Hopefully, though, this year will be much more effective than last year. I'm older now, wiser now, fatter now...and that's got to count for something right? I feel like I've prepared more along the lines of "long term planning" this year than I have in the past in an effort to provide the kids with a complete package of self-acquired knowledge from now until December. For example in my Forensics class, I've prepared a fictional case with real evidence to be processed that begins on day one and will be solved in December. Every unit we cover in the class will be tied back to the case we're trying to solve. When the kids leave, they'll take with them a disc that houses all the evidence items, witness statements, pictures, labs, etc. that they needed to solve the case.

In Biology, I'm going to start at a completely different spot in the content in an effort to give the kids a better understanding of our modern view of life on the planet.

The first year of the Spring Valley Outdoor Adventure Club is about to start as well...which gives me a "tingle in my innards" for sure.
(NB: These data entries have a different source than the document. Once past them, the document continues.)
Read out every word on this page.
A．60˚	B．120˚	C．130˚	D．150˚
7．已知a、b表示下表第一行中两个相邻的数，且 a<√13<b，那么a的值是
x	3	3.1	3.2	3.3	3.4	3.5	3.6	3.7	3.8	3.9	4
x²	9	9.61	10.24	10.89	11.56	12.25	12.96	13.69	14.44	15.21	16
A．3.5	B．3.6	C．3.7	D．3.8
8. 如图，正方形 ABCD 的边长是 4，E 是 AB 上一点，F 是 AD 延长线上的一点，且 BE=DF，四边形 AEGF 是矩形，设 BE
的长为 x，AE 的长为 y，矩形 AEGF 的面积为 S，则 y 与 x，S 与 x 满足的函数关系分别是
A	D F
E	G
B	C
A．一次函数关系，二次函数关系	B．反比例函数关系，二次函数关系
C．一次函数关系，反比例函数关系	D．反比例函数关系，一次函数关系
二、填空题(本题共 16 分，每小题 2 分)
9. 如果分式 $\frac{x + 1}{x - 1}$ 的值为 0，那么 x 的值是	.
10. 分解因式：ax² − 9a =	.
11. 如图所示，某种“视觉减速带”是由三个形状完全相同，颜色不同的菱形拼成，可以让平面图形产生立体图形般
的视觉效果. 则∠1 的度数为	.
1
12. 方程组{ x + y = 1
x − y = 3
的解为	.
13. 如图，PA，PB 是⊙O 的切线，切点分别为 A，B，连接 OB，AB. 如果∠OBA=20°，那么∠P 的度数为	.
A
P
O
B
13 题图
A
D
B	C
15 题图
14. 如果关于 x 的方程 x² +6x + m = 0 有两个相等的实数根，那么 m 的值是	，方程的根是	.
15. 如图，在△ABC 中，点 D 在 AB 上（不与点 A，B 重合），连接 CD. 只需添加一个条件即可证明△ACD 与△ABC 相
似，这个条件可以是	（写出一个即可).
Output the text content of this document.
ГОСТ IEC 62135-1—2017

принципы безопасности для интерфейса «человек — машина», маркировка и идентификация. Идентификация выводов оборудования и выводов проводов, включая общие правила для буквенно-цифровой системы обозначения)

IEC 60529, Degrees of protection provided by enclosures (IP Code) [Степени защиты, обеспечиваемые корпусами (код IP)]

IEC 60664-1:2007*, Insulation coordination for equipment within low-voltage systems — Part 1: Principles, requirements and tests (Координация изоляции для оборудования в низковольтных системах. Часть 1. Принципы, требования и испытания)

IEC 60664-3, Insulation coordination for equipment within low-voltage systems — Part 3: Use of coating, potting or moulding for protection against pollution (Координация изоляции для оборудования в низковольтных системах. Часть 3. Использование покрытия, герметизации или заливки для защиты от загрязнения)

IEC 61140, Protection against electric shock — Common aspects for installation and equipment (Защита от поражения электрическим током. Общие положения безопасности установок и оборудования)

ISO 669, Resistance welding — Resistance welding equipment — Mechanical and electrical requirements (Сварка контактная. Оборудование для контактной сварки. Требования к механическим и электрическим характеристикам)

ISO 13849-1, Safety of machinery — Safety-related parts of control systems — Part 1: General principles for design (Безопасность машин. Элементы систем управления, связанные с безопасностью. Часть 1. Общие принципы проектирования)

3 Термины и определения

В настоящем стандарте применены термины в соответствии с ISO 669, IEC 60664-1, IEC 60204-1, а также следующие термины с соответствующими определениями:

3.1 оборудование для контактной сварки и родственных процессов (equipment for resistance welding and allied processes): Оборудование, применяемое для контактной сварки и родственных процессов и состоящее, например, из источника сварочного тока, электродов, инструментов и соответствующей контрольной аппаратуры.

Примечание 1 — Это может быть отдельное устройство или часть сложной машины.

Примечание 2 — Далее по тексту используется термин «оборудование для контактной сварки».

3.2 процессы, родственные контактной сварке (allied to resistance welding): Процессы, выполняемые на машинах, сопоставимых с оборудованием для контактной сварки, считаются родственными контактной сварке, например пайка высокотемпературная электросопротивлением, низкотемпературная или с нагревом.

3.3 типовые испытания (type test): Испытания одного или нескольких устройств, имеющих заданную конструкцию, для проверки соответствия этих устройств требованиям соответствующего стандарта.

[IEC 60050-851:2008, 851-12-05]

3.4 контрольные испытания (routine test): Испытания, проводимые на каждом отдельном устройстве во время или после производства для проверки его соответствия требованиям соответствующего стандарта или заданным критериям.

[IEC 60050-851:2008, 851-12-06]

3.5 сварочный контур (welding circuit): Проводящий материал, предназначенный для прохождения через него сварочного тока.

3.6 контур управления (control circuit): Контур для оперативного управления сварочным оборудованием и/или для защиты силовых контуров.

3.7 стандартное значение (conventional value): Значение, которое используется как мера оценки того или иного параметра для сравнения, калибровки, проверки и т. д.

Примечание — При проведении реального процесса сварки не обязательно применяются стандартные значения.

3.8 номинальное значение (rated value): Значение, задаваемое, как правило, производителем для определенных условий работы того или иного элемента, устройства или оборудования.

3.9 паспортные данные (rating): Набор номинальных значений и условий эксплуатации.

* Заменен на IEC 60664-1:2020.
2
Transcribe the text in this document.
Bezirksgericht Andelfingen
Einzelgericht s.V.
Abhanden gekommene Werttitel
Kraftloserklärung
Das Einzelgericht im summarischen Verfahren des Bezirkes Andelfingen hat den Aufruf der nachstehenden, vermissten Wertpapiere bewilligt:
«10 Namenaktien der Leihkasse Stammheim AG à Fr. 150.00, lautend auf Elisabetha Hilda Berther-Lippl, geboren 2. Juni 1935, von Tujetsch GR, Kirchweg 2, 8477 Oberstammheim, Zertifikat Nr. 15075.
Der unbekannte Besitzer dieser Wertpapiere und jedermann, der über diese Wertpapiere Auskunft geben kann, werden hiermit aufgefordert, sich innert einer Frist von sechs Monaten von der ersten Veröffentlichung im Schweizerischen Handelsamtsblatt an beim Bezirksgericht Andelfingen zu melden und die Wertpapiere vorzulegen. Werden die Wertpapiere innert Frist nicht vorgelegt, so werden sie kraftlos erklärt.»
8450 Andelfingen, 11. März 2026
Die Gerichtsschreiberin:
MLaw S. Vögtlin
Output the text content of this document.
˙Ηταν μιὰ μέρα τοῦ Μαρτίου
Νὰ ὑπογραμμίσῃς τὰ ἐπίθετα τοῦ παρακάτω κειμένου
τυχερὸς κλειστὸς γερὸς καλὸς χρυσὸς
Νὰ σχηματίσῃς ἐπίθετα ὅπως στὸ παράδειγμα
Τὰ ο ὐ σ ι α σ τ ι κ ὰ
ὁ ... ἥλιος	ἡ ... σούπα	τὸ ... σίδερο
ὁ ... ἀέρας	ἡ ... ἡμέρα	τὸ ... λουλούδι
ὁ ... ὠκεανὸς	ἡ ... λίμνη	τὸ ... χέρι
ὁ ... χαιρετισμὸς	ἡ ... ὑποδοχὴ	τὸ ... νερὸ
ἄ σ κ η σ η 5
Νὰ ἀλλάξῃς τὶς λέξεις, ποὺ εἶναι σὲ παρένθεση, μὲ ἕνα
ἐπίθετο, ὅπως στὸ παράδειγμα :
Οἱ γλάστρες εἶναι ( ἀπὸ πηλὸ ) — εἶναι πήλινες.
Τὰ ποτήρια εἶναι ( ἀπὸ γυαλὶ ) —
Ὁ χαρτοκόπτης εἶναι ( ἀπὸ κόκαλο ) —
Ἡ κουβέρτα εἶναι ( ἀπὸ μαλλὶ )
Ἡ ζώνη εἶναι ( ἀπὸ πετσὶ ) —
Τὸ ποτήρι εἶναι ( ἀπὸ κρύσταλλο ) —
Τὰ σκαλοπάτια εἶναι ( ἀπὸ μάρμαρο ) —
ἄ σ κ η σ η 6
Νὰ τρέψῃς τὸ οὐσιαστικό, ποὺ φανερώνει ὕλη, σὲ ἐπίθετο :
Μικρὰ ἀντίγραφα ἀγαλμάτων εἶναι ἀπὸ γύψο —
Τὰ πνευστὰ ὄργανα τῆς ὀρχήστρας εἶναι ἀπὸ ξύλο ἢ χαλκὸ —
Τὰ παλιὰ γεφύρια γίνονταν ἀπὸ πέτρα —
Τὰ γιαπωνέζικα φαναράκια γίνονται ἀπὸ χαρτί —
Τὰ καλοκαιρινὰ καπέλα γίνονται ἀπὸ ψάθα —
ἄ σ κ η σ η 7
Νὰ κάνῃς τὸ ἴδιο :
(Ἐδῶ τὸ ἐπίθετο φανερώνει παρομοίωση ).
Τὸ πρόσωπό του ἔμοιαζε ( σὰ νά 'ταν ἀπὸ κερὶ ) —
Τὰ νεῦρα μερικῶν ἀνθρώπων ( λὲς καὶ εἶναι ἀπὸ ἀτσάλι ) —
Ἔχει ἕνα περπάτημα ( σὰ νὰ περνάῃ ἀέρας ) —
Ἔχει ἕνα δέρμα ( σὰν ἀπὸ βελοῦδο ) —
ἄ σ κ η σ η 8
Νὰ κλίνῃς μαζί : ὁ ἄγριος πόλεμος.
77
So with all these plans, goals, aspirations, and interest outlets, I guess you can say that I'm more excited about this year than any of the previous years. Teachers are definitely underpaid for what they do on a daily basis...BUT...that doesn't make me any less thankful that I can continue to hone my craft at influencing and being influenced by all the great people at Spring Valley High School.

Monday, August 6, 2007

eggshells

Whenever you're near I get the feeling of crunching underfoot

Eyes fixed on you, and the surroundings, I trip and crack something with my shoe that sounds expensive...possibly even valuable

"What was that?" I wonder as I see your cheeks turn bright red and beads of sweat raise up on your forehead.

"What?" I ask "Did you hear that?"

And then it hits.

I look down to see shattered remnants of fragile feelings that were laid bare for me...for us...for love...

...and I wonder why I always seem to first discover these feelings by breaking them like eggshells.